Agalliu I, Chen Z, Wang T, Hayes RB, Freedman ND, Gapstur SM, Burk RD


Background: Several studies have examined association between human papillomaviruses (HPV) and esophageal cancer, but results have been inconsistent. This is the first prospective study to investigate associations between α, β and γ HPV detection in the oral cavity and risk of esophageal cancer.Methods: We conducted a nested case-control study among 96,650 cancer-free participants in the American Cancer Society Cancer Prevention Cohort and the Prostate, Lung, Colorectal, and Ovarian Cancer Screening Trial. Incident esophageal cancer cases (n = 125) were identified during an average 3.9 years of follow-up. Three controls per case (n = 372) were selected and matched on age, sex, race/ethnicity, and time since mouthwash collection. α, β, and γ HPV DNA in oral samples were detected using a next-generation sequencing assay. Conditional logistic regression models were used to estimate OR and 95% confidence intervals (CIs), adjusting for smoking and alcohol consumption.
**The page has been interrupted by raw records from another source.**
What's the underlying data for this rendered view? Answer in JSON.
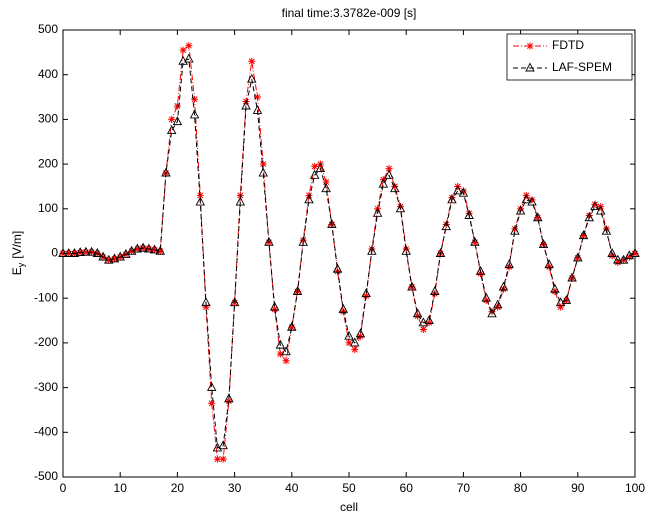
{
  "chart_data": {
    "type": "line",
    "title": "final time:3.3782e-009 [s]",
    "xlabel": "cell",
    "ylabel_symbol": "E",
    "ylabel_subscript": "y",
    "ylabel_unit": "[V/m]",
    "x": [
      0,
      1,
      2,
      3,
      4,
      5,
      6,
      7,
      8,
      9,
      10,
      11,
      12,
      13,
      14,
      15,
      16,
      17,
      18,
      19,
      20,
      21,
      22,
      23,
      24,
      25,
      26,
      27,
      28,
      29,
      30,
      31,
      32,
      33,
      34,
      35,
      36,
      37,
      38,
      39,
      40,
      41,
      42,
      43,
      44,
      45,
      46,
      47,
      48,
      49,
      50,
      51,
      52,
      53,
      54,
      55,
      56,
      57,
      58,
      59,
      60,
      61,
      62,
      63,
      64,
      65,
      66,
      67,
      68,
      69,
      70,
      71,
      72,
      73,
      74,
      75,
      76,
      77,
      78,
      79,
      80,
      81,
      82,
      83,
      84,
      85,
      86,
      87,
      88,
      89,
      90,
      91,
      92,
      93,
      94,
      95,
      96,
      97,
      98,
      99,
      100
    ],
    "series": [
      {
        "name": "FDTD",
        "color": "#ff0000",
        "marker": "star",
        "values": [
          0,
          0,
          0,
          2,
          3,
          3,
          0,
          -8,
          -15,
          -12,
          -8,
          -2,
          5,
          10,
          12,
          10,
          8,
          5,
          180,
          300,
          330,
          455,
          465,
          345,
          130,
          -120,
          -335,
          -460,
          -460,
          -330,
          -110,
          130,
          340,
          430,
          350,
          200,
          25,
          -125,
          -225,
          -240,
          -165,
          -85,
          30,
          130,
          195,
          200,
          160,
          65,
          -40,
          -130,
          -200,
          -215,
          -185,
          -95,
          10,
          100,
          165,
          190,
          150,
          105,
          10,
          -75,
          -140,
          -170,
          -155,
          -90,
          0,
          65,
          125,
          150,
          140,
          90,
          25,
          -45,
          -105,
          -130,
          -120,
          -80,
          -30,
          55,
          100,
          130,
          120,
          80,
          20,
          -30,
          -85,
          -120,
          -105,
          -55,
          -10,
          40,
          85,
          110,
          105,
          55,
          -5,
          -20,
          -15,
          -8,
          0
        ]
      },
      {
        "name": "LAF-SPEM",
        "color": "#000000",
        "marker": "triangle",
        "values": [
          0,
          0,
          0,
          2,
          3,
          3,
          0,
          -8,
          -15,
          -12,
          -8,
          -2,
          5,
          10,
          12,
          10,
          8,
          5,
          180,
          275,
          295,
          430,
          435,
          310,
          115,
          -110,
          -300,
          -435,
          -430,
          -325,
          -110,
          115,
          330,
          390,
          320,
          180,
          25,
          -120,
          -205,
          -220,
          -165,
          -85,
          25,
          120,
          175,
          190,
          145,
          65,
          -35,
          -125,
          -185,
          -200,
          -180,
          -90,
          5,
          90,
          155,
          175,
          145,
          100,
          5,
          -75,
          -135,
          -155,
          -150,
          -85,
          0,
          60,
          120,
          140,
          135,
          85,
          25,
          -40,
          -100,
          -135,
          -115,
          -75,
          -25,
          50,
          95,
          120,
          115,
          80,
          20,
          -25,
          -80,
          -110,
          -105,
          -55,
          -10,
          40,
          80,
          105,
          95,
          50,
          0,
          -15,
          -15,
          -5,
          0
        ]
      }
    ],
    "xlim": [
      0,
      100
    ],
    "xticks": [
      0,
      10,
      20,
      30,
      40,
      50,
      60,
      70,
      80,
      90,
      100
    ],
    "ylim": [
      -500,
      500
    ],
    "yticks": [
      -500,
      -400,
      -300,
      -200,
      -100,
      0,
      100,
      200,
      300,
      400,
      500
    ],
    "grid": false,
    "legend": "northeast"
  }
}
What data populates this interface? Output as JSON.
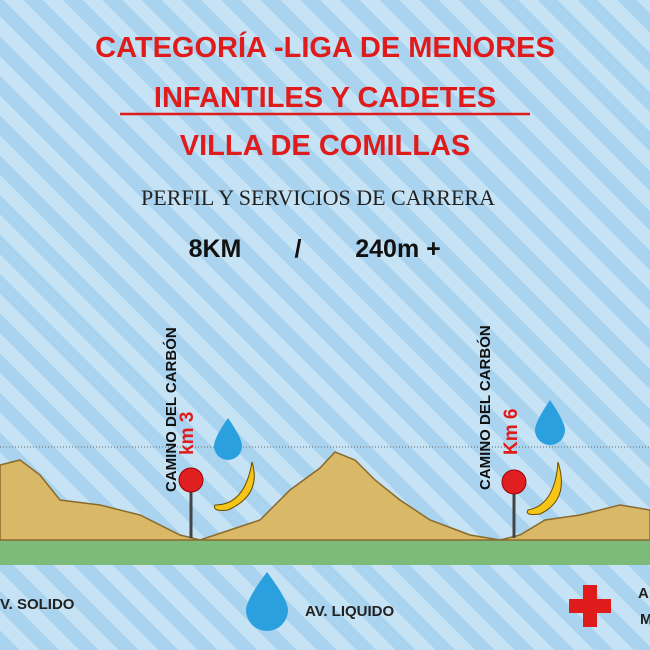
{
  "title": {
    "line1": "CATEGORÍA -LIGA DE MENORES",
    "line2": "INFANTILES Y CADETES",
    "line3": "VILLA DE COMILLAS"
  },
  "subtitle": "PERFIL Y SERVICIOS DE CARRERA",
  "stats": {
    "distance": "8KM",
    "separator": "/",
    "elevation": "240m +"
  },
  "markers": [
    {
      "place": "CAMINO DEL CARBÓN",
      "km": "km 3"
    },
    {
      "place": "CAMINO DEL CARBÓN",
      "km": "Km 6"
    }
  ],
  "legend": {
    "solid": "V. SOLIDO",
    "liquid": "AV. LIQUIDO",
    "medical": [
      "A",
      "M"
    ]
  }
}
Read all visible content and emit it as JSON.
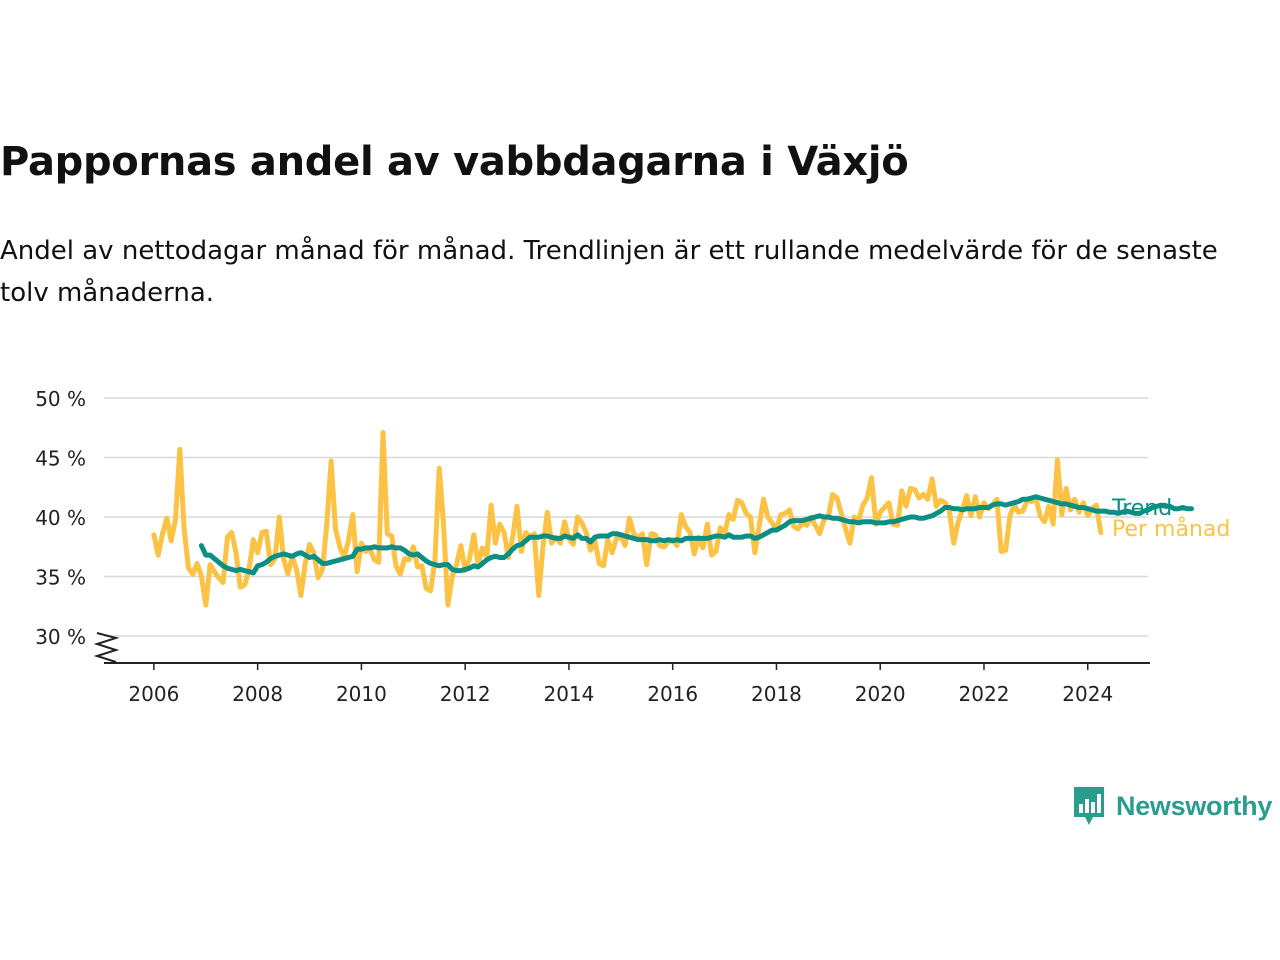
{
  "header": {
    "title": "Pappornas andel av vabbdagarna i Växjö",
    "subtitle": "Andel av nettodagar månad för månad. Trendlinjen är ett rullande medelvärde för de senaste tolv månaderna."
  },
  "brand": {
    "name": "Newsworthy",
    "icon": "newsworthy-logo-icon",
    "color": "#2a9d8f"
  },
  "chart_data": {
    "type": "line",
    "x_axis": {
      "min": 2005,
      "max": 2025.2,
      "ticks": [
        "2006",
        "2008",
        "2010",
        "2012",
        "2014",
        "2016",
        "2018",
        "2020",
        "2022",
        "2024"
      ]
    },
    "y_axis": {
      "min": 30,
      "max": 50,
      "ticks": [
        "30 %",
        "35 %",
        "40 %",
        "45 %",
        "50 %"
      ],
      "broken_axis": true
    },
    "grid": true,
    "series": [
      {
        "name": "Per månad",
        "color": "#fbc244",
        "start": 2006.0,
        "step": 0.08333,
        "values": [
          38.5,
          36.8,
          38.6,
          39.9,
          38.0,
          39.8,
          45.7,
          39.0,
          35.7,
          35.2,
          36.1,
          35.0,
          32.6,
          36.0,
          35.4,
          34.9,
          34.5,
          38.3,
          38.7,
          37.0,
          34.1,
          34.3,
          35.6,
          38.1,
          37.0,
          38.7,
          38.8,
          36.0,
          36.5,
          40.0,
          36.5,
          35.2,
          36.7,
          35.6,
          33.4,
          36.1,
          37.7,
          37.0,
          34.9,
          35.6,
          39.4,
          44.7,
          39.0,
          37.5,
          36.6,
          38.0,
          40.2,
          35.4,
          37.8,
          37.1,
          37.3,
          36.4,
          36.2,
          47.1,
          38.6,
          38.4,
          35.9,
          35.2,
          36.5,
          36.4,
          37.5,
          35.8,
          35.9,
          34.0,
          33.8,
          36.3,
          44.1,
          39.4,
          32.6,
          35.0,
          36.0,
          37.6,
          35.5,
          36.5,
          38.5,
          36.0,
          37.4,
          36.7,
          41.0,
          37.8,
          39.4,
          38.7,
          36.6,
          38.3,
          40.9,
          37.1,
          38.7,
          38.3,
          38.6,
          33.4,
          37.5,
          40.4,
          37.8,
          38.3,
          37.8,
          39.6,
          38.2,
          37.7,
          40.0,
          39.5,
          38.7,
          37.2,
          38.0,
          36.1,
          35.9,
          38.1,
          37.0,
          38.2,
          38.4,
          37.6,
          39.9,
          38.6,
          38.2,
          38.6,
          36.0,
          38.6,
          38.5,
          37.6,
          37.5,
          37.9,
          38.1,
          37.6,
          40.2,
          39.2,
          38.7,
          36.9,
          38.3,
          37.4,
          39.4,
          36.8,
          37.1,
          39.1,
          38.6,
          40.2,
          39.8,
          41.4,
          41.2,
          40.3,
          40.0,
          37.0,
          39.2,
          41.5,
          40.0,
          39.5,
          39.0,
          40.2,
          40.3,
          40.6,
          39.2,
          39.0,
          39.5,
          39.3,
          40.0,
          39.3,
          38.6,
          39.8,
          40.0,
          41.9,
          41.6,
          40.3,
          39.0,
          37.8,
          40.0,
          39.7,
          41.0,
          41.6,
          43.3,
          39.4,
          40.4,
          40.8,
          41.2,
          39.4,
          39.3,
          42.2,
          40.9,
          42.4,
          42.3,
          41.6,
          41.9,
          41.5,
          43.2,
          40.9,
          41.4,
          41.2,
          40.5,
          37.8,
          39.5,
          40.6,
          41.8,
          40.1,
          41.7,
          40.0,
          41.2,
          40.7,
          41.0,
          41.5,
          37.1,
          37.2,
          40.1,
          41.0,
          40.4,
          40.5,
          41.4,
          41.3,
          41.6,
          40.1,
          39.6,
          40.9,
          39.4,
          44.8,
          40.2,
          42.4,
          40.6,
          41.5,
          40.4,
          41.2,
          40.1,
          40.7,
          41.0,
          38.7
        ]
      },
      {
        "name": "Trend",
        "color": "#0b8f84",
        "start": 2006.9167,
        "step": 0.08333,
        "values": [
          37.6,
          36.8,
          36.8,
          36.5,
          36.2,
          35.9,
          35.7,
          35.6,
          35.5,
          35.6,
          35.5,
          35.4,
          35.3,
          35.9,
          36.0,
          36.2,
          36.5,
          36.7,
          36.8,
          36.9,
          36.8,
          36.7,
          36.9,
          37.0,
          36.8,
          36.6,
          36.7,
          36.4,
          36.1,
          36.1,
          36.2,
          36.3,
          36.4,
          36.5,
          36.6,
          36.7,
          37.3,
          37.3,
          37.4,
          37.4,
          37.5,
          37.4,
          37.4,
          37.4,
          37.5,
          37.4,
          37.4,
          37.2,
          36.9,
          36.8,
          36.9,
          36.6,
          36.3,
          36.1,
          36.0,
          35.9,
          36.0,
          36.0,
          35.6,
          35.5,
          35.5,
          35.6,
          35.7,
          35.9,
          35.8,
          36.1,
          36.4,
          36.6,
          36.7,
          36.6,
          36.6,
          36.9,
          37.3,
          37.6,
          37.7,
          38.0,
          38.3,
          38.3,
          38.3,
          38.4,
          38.4,
          38.3,
          38.2,
          38.2,
          38.4,
          38.3,
          38.2,
          38.5,
          38.2,
          38.2,
          37.9,
          38.3,
          38.4,
          38.4,
          38.4,
          38.6,
          38.6,
          38.5,
          38.4,
          38.3,
          38.2,
          38.1,
          38.1,
          38.1,
          38.0,
          38.0,
          38.1,
          38.0,
          38.1,
          38.0,
          38.1,
          38.0,
          38.2,
          38.2,
          38.2,
          38.2,
          38.2,
          38.2,
          38.3,
          38.4,
          38.4,
          38.3,
          38.5,
          38.3,
          38.3,
          38.3,
          38.4,
          38.4,
          38.2,
          38.3,
          38.5,
          38.7,
          38.9,
          38.9,
          39.1,
          39.3,
          39.6,
          39.7,
          39.7,
          39.7,
          39.8,
          39.9,
          40.0,
          40.1,
          40.0,
          40.0,
          39.9,
          39.9,
          39.8,
          39.7,
          39.6,
          39.6,
          39.5,
          39.6,
          39.6,
          39.6,
          39.5,
          39.5,
          39.5,
          39.6,
          39.6,
          39.7,
          39.8,
          39.9,
          40.0,
          40.0,
          39.9,
          39.9,
          40.0,
          40.1,
          40.3,
          40.5,
          40.8,
          40.8,
          40.7,
          40.7,
          40.6,
          40.7,
          40.7,
          40.7,
          40.8,
          40.8,
          40.8,
          41.0,
          41.1,
          41.1,
          41.0,
          41.1,
          41.2,
          41.3,
          41.5,
          41.5,
          41.6,
          41.7,
          41.6,
          41.5,
          41.4,
          41.3,
          41.2,
          41.1,
          41.1,
          41.0,
          40.9,
          40.8,
          40.8,
          40.7,
          40.6,
          40.5,
          40.5,
          40.5,
          40.4,
          40.4,
          40.3,
          40.4,
          40.5,
          40.4,
          40.3,
          40.3,
          40.5,
          40.6,
          40.8,
          40.9,
          41.0,
          40.9,
          40.9,
          40.7,
          40.7,
          40.8,
          40.7,
          40.7
        ]
      }
    ]
  }
}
Statistical significance was evaluated using permutation test.Results: Prevalence of oral α, β, and γ HPV was 18.4%, 64.8%, and 42.4% in cases and 14.3%, 55.1%, and 33.6% in controls, respectively. Oral HPV16 detection was not associated with esophageal cancer (OR = 0.54, 95% CI, 0.1-4.84) and none of the esophageal squamous cell carcinoma cases (n = 28) were HPV16 positive. Some oral HPV types were more common in cases than controls; however, none of the associations were statistically significant.Conclusions: Although HPVs in the oral cavity are very common, this study showed no evidence of association between oral HPVs and esophageal cancer.Impact: Oral HPVs may not contribute to risk of esophageal cancer. Cancer Epidemiol Biomarkers Prev; 27(10); 1168-75. ©2018 AACR.